Xabi Alonso arrive au Real en 2025 avec l’étiquette du sauveur, mais impose vite une discipline de fer. Vinicius, star brésilienne habituée à la liberté sur l’aile gauche, se voit cantonné à un rôle d’ailier droit ingrat et sort prématurément lors de matchs clés, comme les demi-finales de la Coupe du Monde des Clubs contre le PSG. Sur 13 rencontres de Liga, le n°7 n’est titulaire que sporadiquement, frustré par des choix tactiques qui freinent son explosivité. Le Basque veut recadrer les stars, mais le courant ne passe pas.
Clásico explosif : la rupture consommée
Le point de non-retour survient au Clásico d’octobre 2025. Malgré une victoire 2-1 au Camp Nou, Vinicius est remplacé tôt et refuse la poignée de main d’Alonso, pestant publiquement contre sa gestion. « Je ne comprends pas pourquoi on me met de côté », lâche-t-il, menaçant même de claquer la porte.

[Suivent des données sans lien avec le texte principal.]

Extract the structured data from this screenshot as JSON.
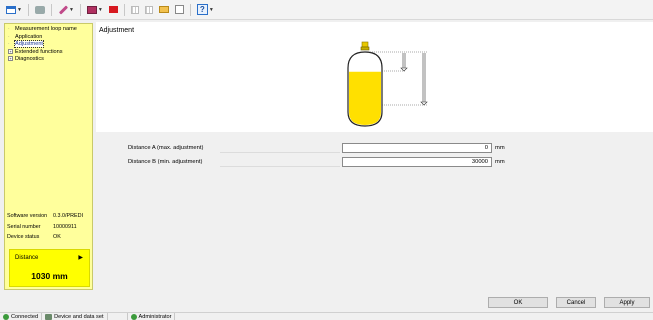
{
  "toolbar": {
    "items": [
      {
        "icon": "window-icon",
        "has_dropdown": true
      },
      {
        "icon": "print-icon",
        "has_dropdown": false
      },
      {
        "icon": "wrench-icon",
        "has_dropdown": true
      },
      {
        "icon": "device-screen-icon",
        "has_dropdown": true
      },
      {
        "icon": "record-icon",
        "has_dropdown": false
      },
      {
        "icon": "grid-icon",
        "has_dropdown": false
      },
      {
        "icon": "folder-icon",
        "has_dropdown": false
      },
      {
        "icon": "document-icon",
        "has_dropdown": false
      },
      {
        "icon": "help-icon",
        "has_dropdown": true
      }
    ],
    "help_glyph": "?"
  },
  "tree": {
    "items": [
      {
        "label": "Measurement loop name",
        "level": 0,
        "expandable": false
      },
      {
        "label": "Application",
        "level": 0,
        "expandable": false
      },
      {
        "label": "Adjustment",
        "level": 0,
        "expandable": false,
        "selected": true
      },
      {
        "label": "Extended functions",
        "level": 0,
        "expandable": true
      },
      {
        "label": "Diagnostics",
        "level": 0,
        "expandable": true
      }
    ]
  },
  "device_info": {
    "software_version_label": "Software version",
    "software_version_value": "0.3.0/PREDI",
    "serial_number_label": "Serial number",
    "serial_number_value": "10000911",
    "device_status_label": "Device status",
    "device_status_value": "OK"
  },
  "distance_box": {
    "label": "Distance",
    "value": "1030 mm"
  },
  "main": {
    "title": "Adjustment",
    "fields": [
      {
        "label": "Distance A (max. adjustment)",
        "value": "0",
        "unit": "mm"
      },
      {
        "label": "Distance B (min. adjustment)",
        "value": "30000",
        "unit": "mm"
      }
    ]
  },
  "buttons": {
    "ok": "OK",
    "cancel": "Cancel",
    "apply": "Apply"
  },
  "statusbar": {
    "connected": "Connected",
    "device_and_data_set": "Device and data set",
    "user": "Administrator"
  },
  "colors": {
    "panel_yellow": "#ffff9c",
    "distance_yellow": "#ffff00",
    "tank_fill": "#ffe000"
  }
}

Alonso maintient sa ligne dure pour imposer l’autorité, mais le club hésite à le soutenir pleinement. Vinicius, appuyé par la direction et une partie du vestiaire, gagne la guerre des nerfs.
Son successeur, Álvaro Arbeloa, n’y va pas par quatre chemins : il dénonce la « cama » – la mise à l’écart – tendue à Alonso par ces tensions, qui ont fracturé l’équipe. Vinicius, jamais prolongé sous le Basque, l’ignore même dans ses hommages post-départ. Aujourd’hui, sous Arbeloa, le Brésilien rayonne à nouveau, comme face à Monaco (6-1), mais les cicatrices persistent : sifflets du Bernabéu et rancune contenue. Le Real, champion malgré tout, avance sur un fil, conscient que dompter ses « bandits » reste une gageure.